Indeed, new hepatitis C infections in the United States more than tripled between 2010 and 2016, according to the Centers for Disease Control and Prevention. The upsurge is primarily a result of increasing injection drug use associated with America's growing opioid crisis. Further, despite the fact that hepatitis B is a vaccine-preventable disease and rates of new infection are falling in persons under 30, progress on prevention has stalled in many areas of the country because of increasing infections among unvaccinated individuals over 30. Local outbreaks of HIV infection have been reported, but prevention efforts have thus far averted substantial increases in new HIV infections among people who inject drugs.

The policy brief from the medical societies was released along with recommendations for actions that would better support stakeholders in their efforts to increase access to screening, treatment, and services to reduce and reverse these infectious disease trends. The new recommendations underscore the necessity of addressing infectious disease diagnosis, prevention, and treatment as part of a federal, state, and local response to the opioid crisis.

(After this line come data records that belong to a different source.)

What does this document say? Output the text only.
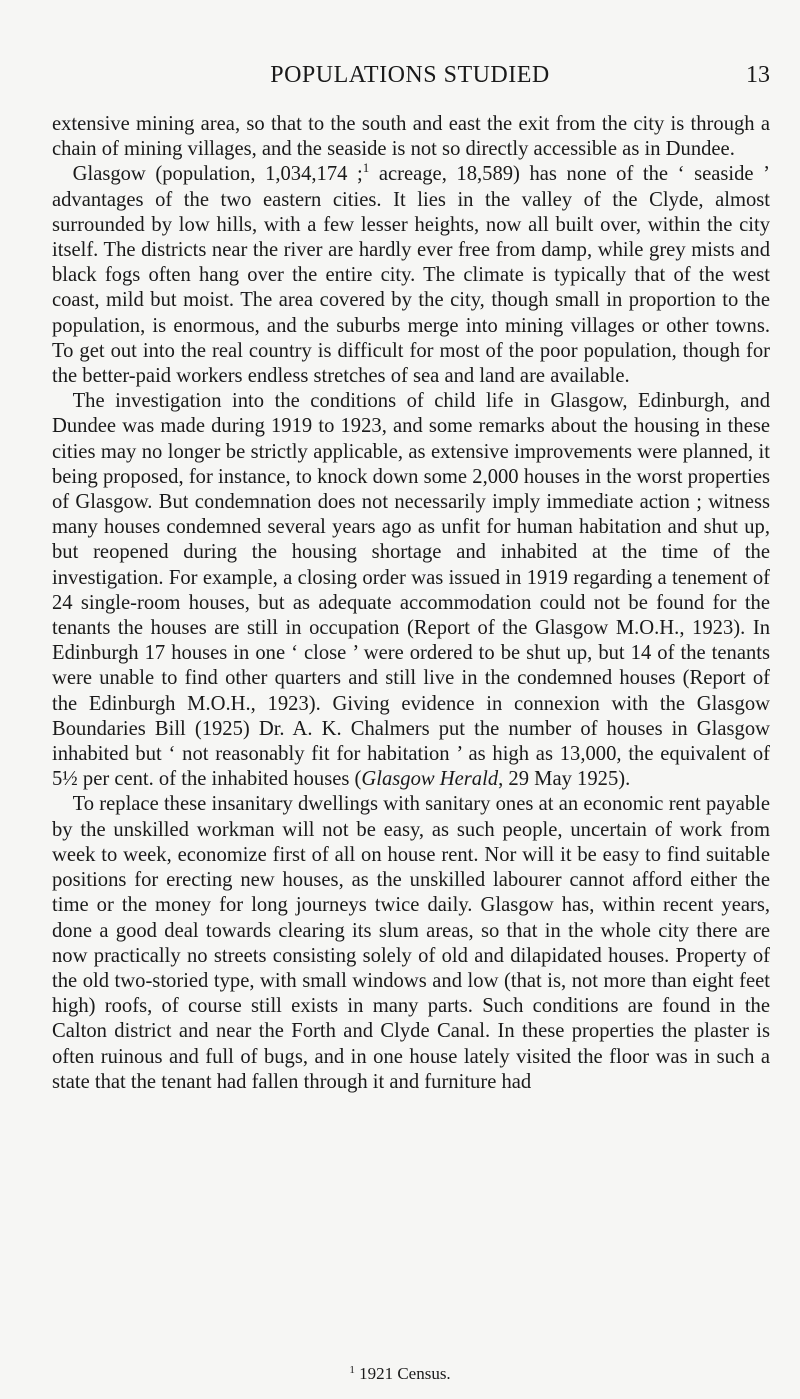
POPULATIONS STUDIED	13

extensive mining area, so that to the south and east the exit from the city is through a chain of mining villages, and the seaside is not so directly accessible as in Dundee.

 Glasgow (population, 1,034,174 ;$^1$ acreage, 18,589) has none of the ‘ seaside ’ advantages of the two eastern cities. It lies in the valley of the Clyde, almost surrounded by low hills, with a few lesser heights, now all built over, within the city itself. The districts near the river are hardly ever free from damp, while grey mists and black fogs often hang over the entire city. The climate is typically that of the west coast, mild but moist. The area covered by the city, though small in proportion to the population, is enormous, and the suburbs merge into mining villages or other towns. To get out into the real country is difficult for most of the poor population, though for the better-paid workers endless stretches of sea and land are available.

 The investigation into the conditions of child life in Glasgow, Edinburgh, and Dundee was made during 1919 to 1923, and some remarks about the housing in these cities may no longer be strictly applicable, as extensive improvements were planned, it being proposed, for instance, to knock down some 2,000 houses in the worst properties of Glasgow. But condemnation does not necessarily imply immediate action ; witness many houses condemned several years ago as unfit for human habitation and shut up, but reopened during the housing shortage and inhabited at the time of the investigation. For example, a closing order was issued in 1919 regarding a tenement of 24 single-room houses, but as adequate accommodation could not be found for the tenants the houses are still in occupation (Report of the Glasgow M.O.H., 1923). In Edinburgh 17 houses in one ‘ close ’ were ordered to be shut up, but 14 of the tenants were unable to find other quarters and still live in the condemned houses (Report of the Edinburgh M.O.H., 1923). Giving evidence in connexion with the Glasgow Boundaries Bill (1925) Dr. A. K. Chalmers put the number of houses in Glasgow inhabited but ‘ not reasonably fit for habitation ’ as high as 13,000, the equivalent of 5½ per cent. of the inhabited houses (Glasgow Herald, 29 May 1925).

 To replace these insanitary dwellings with sanitary ones at an economic rent payable by the unskilled workman will not be easy, as such people, uncertain of work from week to week, economize first of all on house rent. Nor will it be easy to find suitable positions for erecting new houses, as the unskilled labourer cannot afford either the time or the money for long journeys twice daily. Glasgow has, within recent years, done a good deal towards clearing its slum areas, so that in the whole city there are now practically no streets consisting solely of old and dilapidated houses. Property of the old two-storied type, with small windows and low (that is, not more than eight feet high) roofs, of course still exists in many parts. Such conditions are found in the Calton district and near the Forth and Clyde Canal. In these properties the plaster is often ruinous and full of bugs, and in one house lately visited the floor was in such a state that the tenant had fallen through it and furniture had

$^1$ 1921 Census.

As your community, state, or region works to tailor, implement, and refine a comprehensive response to the opioid crisis, it is important to ensure that prevention and treatment of these associated infectious diseases are being integrated into addiction and substance use disorder treatment services. Doing so will enhance the opioid response and better meet the needs of people and communities affected because it will maximize opportunities to provide needed services to a hard-to-reach group, people who inject drugs. Actions may include:

  • Assess whether there is data or other evidence of an increase in any of the infections identified by the experts in your community, state, or region;
  • Identify if the needs of the community are being met in relation to these infections and, if not, what steps can be taken to improve services;
  • Consider how prevention, diagnosis, and treatment of these infectious diseases can be better integrated into all community health services for persons who inject drugs including emergency services, comprehensive syringe services, correctional healthcare, and addiction and substance use disorder treatment services, and
  • Make changes in HIV, sexually transmitted infection, and viral hepatitis programs to incorporate information and services related to the opioid crisis and expand  collaboration with substance use disorder treatment programs to ensure referral and placement of clients in need. CDC describes comprehensive prevention services as inclusive of naltrexone, medication assisted treatment, testing for infections such as HIV and hepatitis C, and syringe services.

Collaboration works best when all partners contribute as well as benefit. Assessment of community needs can help identify new partners, and collaborative planning helps to define and describe each partner's contributions to a shared, comprehensive response to the opioid crisis that provides the greatest benefits for people with substance use disorder and their communities. 

There are opportunities to engage and mobilize key partners from various sectors at the community, state, and national levels to better integrate our responses to both the opioid crisis and viral hepatitis. A more coordinated and comprehensive response will be key to ending the opioid crisis, reducing overdose deaths, and putting the United States on a path toward eliminating viral hepatitis and HIV transmissions.

* The findings of this brief are those of the authors.  They do not necessarily reflect the views of the Office of the Assistant Secretary for Health or the U.S. Department of Health and Human Services.